Людовик быстро взглянул на меня, и я без труда прочитала то, что было в его взгляде. Разве я не видела этого прежде? Ревность, такая же яркая и зеленая, как шитье на рукаве дорогого камзола Жоффруа. Значит, Жоффруа затевает против меня козни, так выходит? Ни для кого не было тайной, что Людовик квохчет надо мной, как наседка над своим цыпленком. История Маркабрю, изгнанного трубадура, о котором я сильно сожалела, широко распространилась и ясно говорила о нраве Людовика. Стало быть, граф Анжуйский хочет заварить тут для меня кашу? Я по-прежнему улыбалась, но в глубине души закипал гнев, а с ним и немалое презрение.

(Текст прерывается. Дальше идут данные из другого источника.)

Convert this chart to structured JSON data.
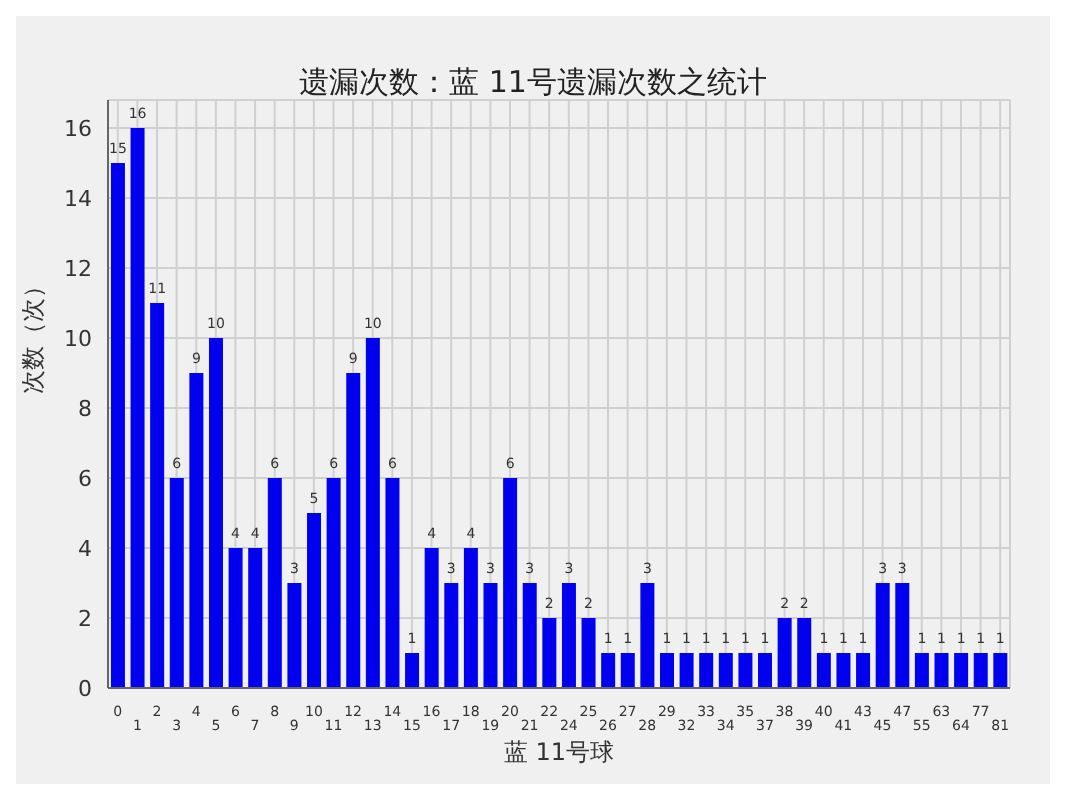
{
  "chart_data": {
    "type": "bar",
    "title": "遗漏次数：蓝 11号遗漏次数之统计",
    "xlabel": "蓝 11号球",
    "ylabel": "次数（次）",
    "categories": [
      "0",
      "1",
      "2",
      "3",
      "4",
      "5",
      "6",
      "7",
      "8",
      "9",
      "10",
      "11",
      "12",
      "13",
      "14",
      "15",
      "16",
      "17",
      "18",
      "19",
      "20",
      "21",
      "22",
      "24",
      "25",
      "26",
      "27",
      "28",
      "29",
      "32",
      "33",
      "34",
      "35",
      "37",
      "38",
      "39",
      "40",
      "41",
      "43",
      "45",
      "47",
      "55",
      "63",
      "64",
      "77",
      "81"
    ],
    "values": [
      15,
      16,
      11,
      6,
      9,
      10,
      4,
      4,
      6,
      3,
      5,
      6,
      9,
      10,
      6,
      1,
      4,
      3,
      4,
      3,
      6,
      3,
      2,
      3,
      2,
      1,
      1,
      3,
      1,
      1,
      1,
      1,
      1,
      1,
      2,
      2,
      1,
      1,
      1,
      3,
      3,
      1,
      1,
      1,
      1,
      1
    ],
    "color": "#0000ee",
    "ylim": [
      0,
      16.8
    ],
    "yticks": [
      0,
      2,
      4,
      6,
      8,
      10,
      12,
      14,
      16
    ],
    "grid": true,
    "data_labels": true
  }
}
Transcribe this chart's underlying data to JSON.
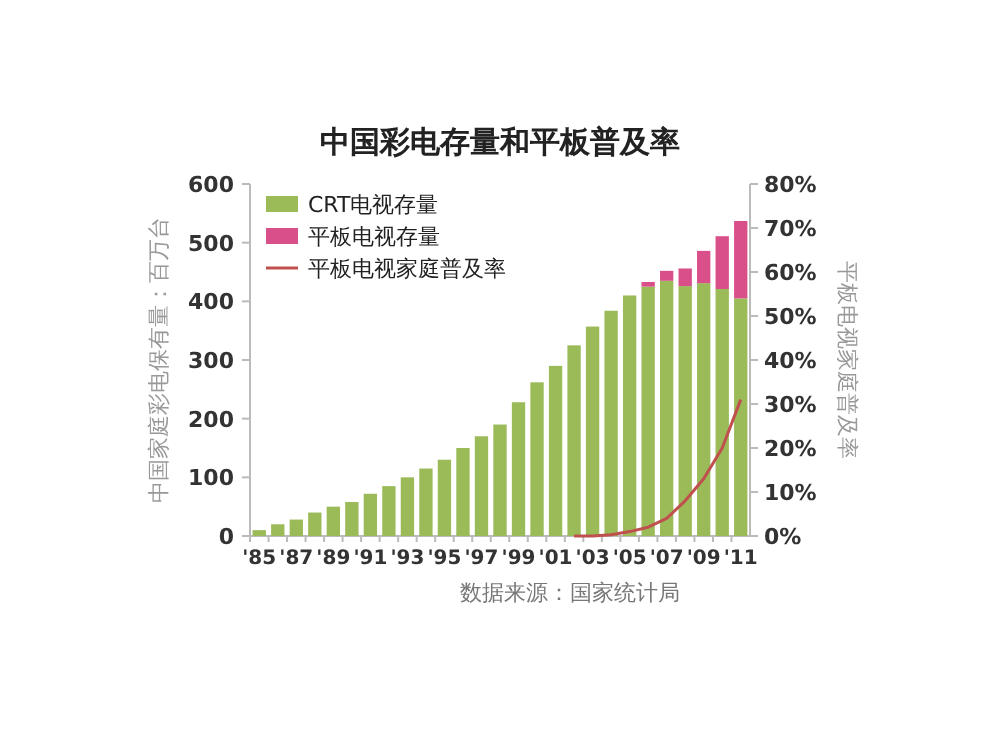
{
  "chart_data": {
    "type": "bar",
    "title": "中国彩电存量和平板普及率",
    "ylabel": "中国家庭彩电保有量：百万台",
    "y2label": "平板电视家庭普及率",
    "categories": [
      "'85",
      null,
      "'87",
      null,
      "'89",
      null,
      "'91",
      null,
      "'93",
      null,
      "'95",
      null,
      "'97",
      null,
      "'99",
      null,
      "'01",
      null,
      "'03",
      null,
      "'05",
      null,
      "'07",
      null,
      "'09",
      null,
      "'11"
    ],
    "stacked": true,
    "legend": "top left",
    "grid": false,
    "ylim": [
      0,
      600
    ],
    "yticks": [
      0,
      100,
      200,
      300,
      400,
      500,
      600
    ],
    "y2lim": [
      0,
      80
    ],
    "y2ticks": [
      {
        "value": 0,
        "label": "0%"
      },
      {
        "value": 10,
        "label": "10%"
      },
      {
        "value": 20,
        "label": "20%"
      },
      {
        "value": 30,
        "label": "30%"
      },
      {
        "value": 40,
        "label": "40%"
      },
      {
        "value": 50,
        "label": "50%"
      },
      {
        "value": 60,
        "label": "60%"
      },
      {
        "value": 70,
        "label": "70%"
      },
      {
        "value": 80,
        "label": "80%"
      }
    ],
    "series": [
      {
        "name": "CRT电视存量",
        "color": "#9bbb59",
        "values": [
          10,
          20,
          28,
          40,
          50,
          58,
          72,
          85,
          100,
          115,
          130,
          150,
          170,
          190,
          228,
          262,
          290,
          325,
          357,
          384,
          410,
          425,
          435,
          426,
          431,
          421,
          405
        ]
      },
      {
        "name": "平板电视存量",
        "color": "#d94f8a",
        "values": [
          null,
          null,
          null,
          null,
          null,
          null,
          null,
          null,
          null,
          null,
          null,
          null,
          null,
          null,
          null,
          null,
          null,
          null,
          null,
          null,
          null,
          8,
          17,
          30,
          55,
          90,
          132
        ]
      },
      {
        "name": "平板电视家庭普及率",
        "type": "line",
        "axis": "y2",
        "color": "#c0504d",
        "values": [
          null,
          null,
          null,
          null,
          null,
          null,
          null,
          null,
          null,
          null,
          null,
          null,
          null,
          null,
          null,
          null,
          null,
          0,
          0,
          0.3,
          1,
          2,
          4,
          8,
          13,
          20,
          31
        ]
      }
    ],
    "annotations": [
      "数据来源：国家统计局"
    ]
  }
}
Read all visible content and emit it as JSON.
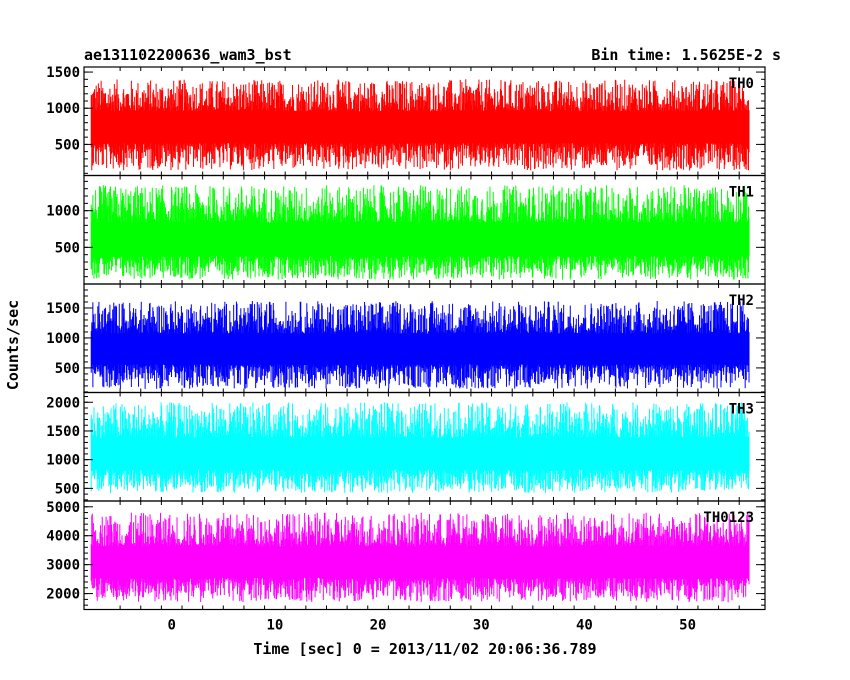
{
  "header": {
    "title_left": "ae131102200636_wam3_bst",
    "title_right": "Bin time: 1.5625E-2 s"
  },
  "chart_data": {
    "type": "line",
    "xlabel": "Time [sec] 0 = 2013/11/02 20:06:36.789",
    "ylabel": "Counts/sec",
    "xlim": [
      -8.5,
      57.5
    ],
    "data_xrange": [
      -7.8,
      56.0
    ],
    "xticks": [
      0,
      10,
      20,
      30,
      40,
      50
    ],
    "grid": false,
    "panels": [
      {
        "name": "TH0",
        "color": "#ff0000",
        "ylim": [
          70,
          1570
        ],
        "yticks": [
          500,
          1000,
          1500
        ],
        "band": [
          140,
          1400
        ],
        "mean": 720
      },
      {
        "name": "TH1",
        "color": "#00ff00",
        "ylim": [
          0,
          1480
        ],
        "yticks": [
          500,
          1000
        ],
        "band": [
          60,
          1350
        ],
        "mean": 560
      },
      {
        "name": "TH2",
        "color": "#0000ff",
        "ylim": [
          90,
          1900
        ],
        "yticks": [
          500,
          1000,
          1500
        ],
        "band": [
          150,
          1620
        ],
        "mean": 780
      },
      {
        "name": "TH3",
        "color": "#00ffff",
        "ylim": [
          280,
          2170
        ],
        "yticks": [
          500,
          1000,
          1500,
          2000
        ],
        "band": [
          420,
          2000
        ],
        "mean": 1050
      },
      {
        "name": "TH0123",
        "color": "#ff00ff",
        "ylim": [
          1450,
          5200
        ],
        "yticks": [
          2000,
          3000,
          4000,
          5000
        ],
        "band": [
          1700,
          4800
        ],
        "mean": 3000
      }
    ]
  }
}
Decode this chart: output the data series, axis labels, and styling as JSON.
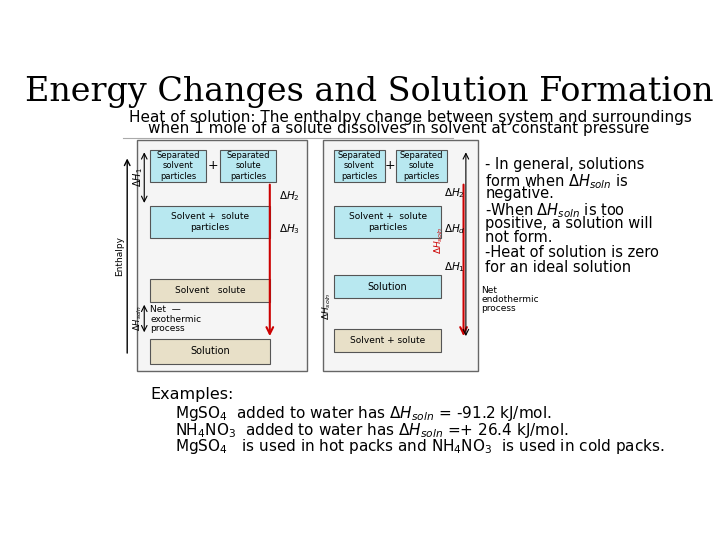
{
  "title": "Energy Changes and Solution Formation",
  "subtitle_line1": "Heat of solution: The enthalpy change between system and surroundings",
  "subtitle_line2": "    when 1 mole of a solute dissolves in solvent at constant pressure",
  "bg_color": "#ffffff",
  "text_color": "#000000",
  "title_fontsize": 24,
  "subtitle_fontsize": 11,
  "body_fontsize": 11,
  "example_fontsize": 11,
  "cyan_box_color": "#b8e8f0",
  "tan_box_color": "#e8e0c8",
  "diagram_bg": "#f5f5f5",
  "diagram_border": "#888888",
  "red_arrow_color": "#cc0000"
}
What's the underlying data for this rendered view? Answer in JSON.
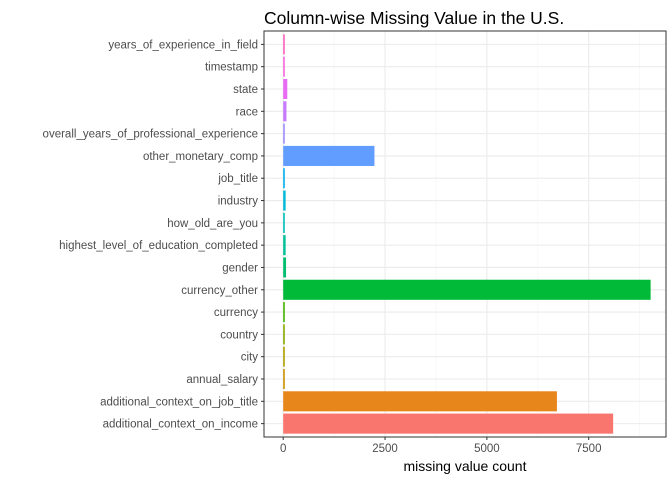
{
  "chart_data": {
    "type": "bar",
    "orientation": "horizontal",
    "title": "Column-wise Missing Value in the U.S.",
    "xlabel": "missing value count",
    "ylabel": "",
    "xlim": [
      0,
      9000
    ],
    "x_ticks": [
      0,
      2500,
      5000,
      7500
    ],
    "x_tick_labels": [
      "0",
      "2500",
      "5000",
      "7500"
    ],
    "grid": true,
    "legend": "none",
    "categories": [
      "additional_context_on_income",
      "additional_context_on_job_title",
      "annual_salary",
      "city",
      "country",
      "currency",
      "currency_other",
      "gender",
      "highest_level_of_education_completed",
      "how_old_are_you",
      "industry",
      "job_title",
      "other_monetary_comp",
      "overall_years_of_professional_experience",
      "race",
      "state",
      "timestamp",
      "years_of_experience_in_field"
    ],
    "values": [
      8100,
      6720,
      0,
      20,
      10,
      10,
      9020,
      70,
      60,
      0,
      60,
      0,
      2240,
      0,
      80,
      100,
      0,
      0
    ],
    "colors": [
      "#F8766D",
      "#E7861B",
      "#CF9400",
      "#AFA100",
      "#86AC00",
      "#45B500",
      "#00BA38",
      "#00BE70",
      "#00C097",
      "#00BFB9",
      "#00BBD7",
      "#00B1F0",
      "#619CFF",
      "#9C8DFF",
      "#C77CFF",
      "#E76BF3",
      "#F966DD",
      "#FF62BC"
    ]
  }
}
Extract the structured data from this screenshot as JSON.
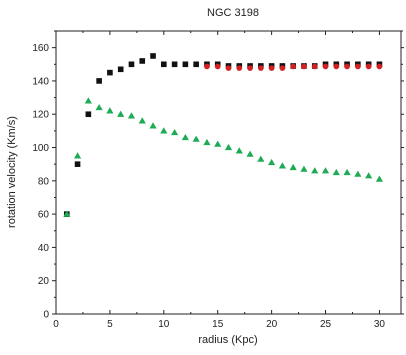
{
  "chart_data": {
    "type": "scatter",
    "title": "NGC 3198",
    "xlabel": "radius (Kpc)",
    "ylabel": "rotation velocity (Km/s)",
    "xlim": [
      0,
      32
    ],
    "ylim": [
      0,
      170
    ],
    "xticks": [
      0,
      5,
      10,
      15,
      20,
      25,
      30
    ],
    "yticks": [
      0,
      20,
      40,
      60,
      80,
      100,
      120,
      140,
      160
    ],
    "grid": false,
    "series": [
      {
        "marker": "square",
        "color": "#111111",
        "points": [
          [
            1,
            60
          ],
          [
            2,
            90
          ],
          [
            3,
            120
          ],
          [
            4,
            140
          ],
          [
            5,
            145
          ],
          [
            6,
            147
          ],
          [
            7,
            150
          ],
          [
            8,
            152
          ],
          [
            9,
            155
          ],
          [
            10,
            150
          ],
          [
            11,
            150
          ],
          [
            12,
            150
          ],
          [
            13,
            150
          ],
          [
            14,
            150
          ],
          [
            15,
            150
          ],
          [
            16,
            149
          ],
          [
            17,
            149
          ],
          [
            18,
            149
          ],
          [
            19,
            149
          ],
          [
            20,
            149
          ],
          [
            21,
            149
          ],
          [
            22,
            149
          ],
          [
            23,
            149
          ],
          [
            24,
            149
          ],
          [
            25,
            150
          ],
          [
            26,
            150
          ],
          [
            27,
            150
          ],
          [
            28,
            150
          ],
          [
            29,
            150
          ],
          [
            30,
            150
          ]
        ]
      },
      {
        "marker": "circle",
        "color": "#d42020",
        "points": [
          [
            14,
            149
          ],
          [
            15,
            149
          ],
          [
            16,
            148
          ],
          [
            17,
            148
          ],
          [
            18,
            148
          ],
          [
            19,
            148
          ],
          [
            20,
            148
          ],
          [
            21,
            148
          ],
          [
            22,
            149
          ],
          [
            23,
            149
          ],
          [
            24,
            149
          ],
          [
            25,
            149
          ],
          [
            26,
            149
          ],
          [
            27,
            149
          ],
          [
            28,
            149
          ],
          [
            29,
            149
          ],
          [
            30,
            149
          ]
        ]
      },
      {
        "marker": "triangle",
        "color": "#1faa55",
        "points": [
          [
            1,
            60
          ],
          [
            2,
            95
          ],
          [
            3,
            128
          ],
          [
            4,
            124
          ],
          [
            5,
            122
          ],
          [
            6,
            120
          ],
          [
            7,
            119
          ],
          [
            8,
            116
          ],
          [
            9,
            113
          ],
          [
            10,
            110
          ],
          [
            11,
            109
          ],
          [
            12,
            106
          ],
          [
            13,
            105
          ],
          [
            14,
            103
          ],
          [
            15,
            102
          ],
          [
            16,
            100
          ],
          [
            17,
            98
          ],
          [
            18,
            96
          ],
          [
            19,
            93
          ],
          [
            20,
            91
          ],
          [
            21,
            89
          ],
          [
            22,
            88
          ],
          [
            23,
            87
          ],
          [
            24,
            86
          ],
          [
            25,
            86
          ],
          [
            26,
            85
          ],
          [
            27,
            85
          ],
          [
            28,
            84
          ],
          [
            29,
            83
          ],
          [
            30,
            81
          ]
        ]
      }
    ]
  }
}
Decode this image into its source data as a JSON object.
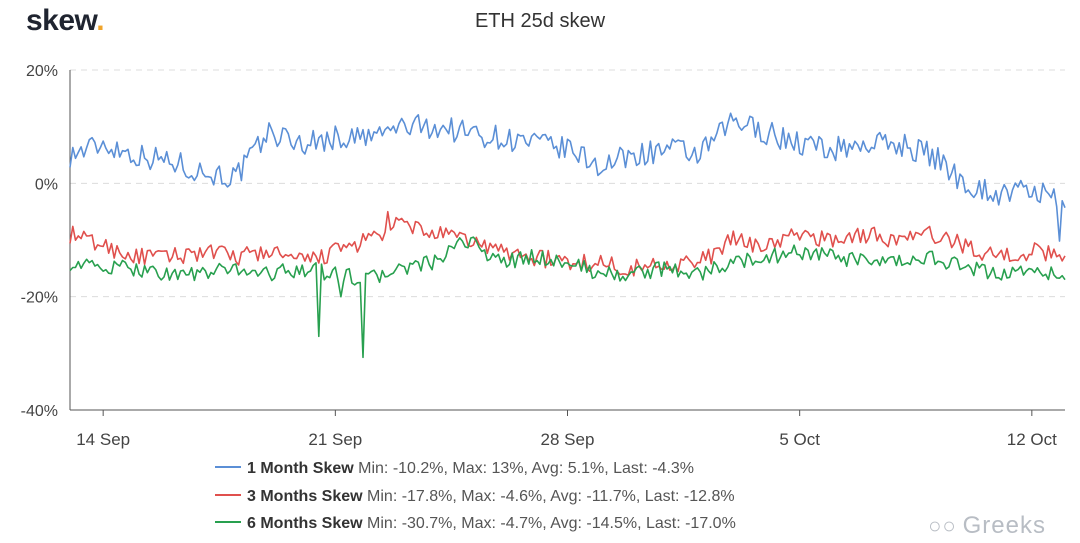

Да как он смеет сидеть здесь и вести опасную игру, подвесив у меня над головой угрозу разоблачения и угрожая обрушить ее, словно острый меч, на мою шею, если я не пойду с ним заодно? Решится ли он так поступить? Откроет ли мою неосторожность перед Людовиком и всем двором?
Обвинит ли меня в супружеской неверности, если только я не поддержу его предложение о помолвке Марии и Анри?
Пригубила вино, чтобы промочить пересохшее горло.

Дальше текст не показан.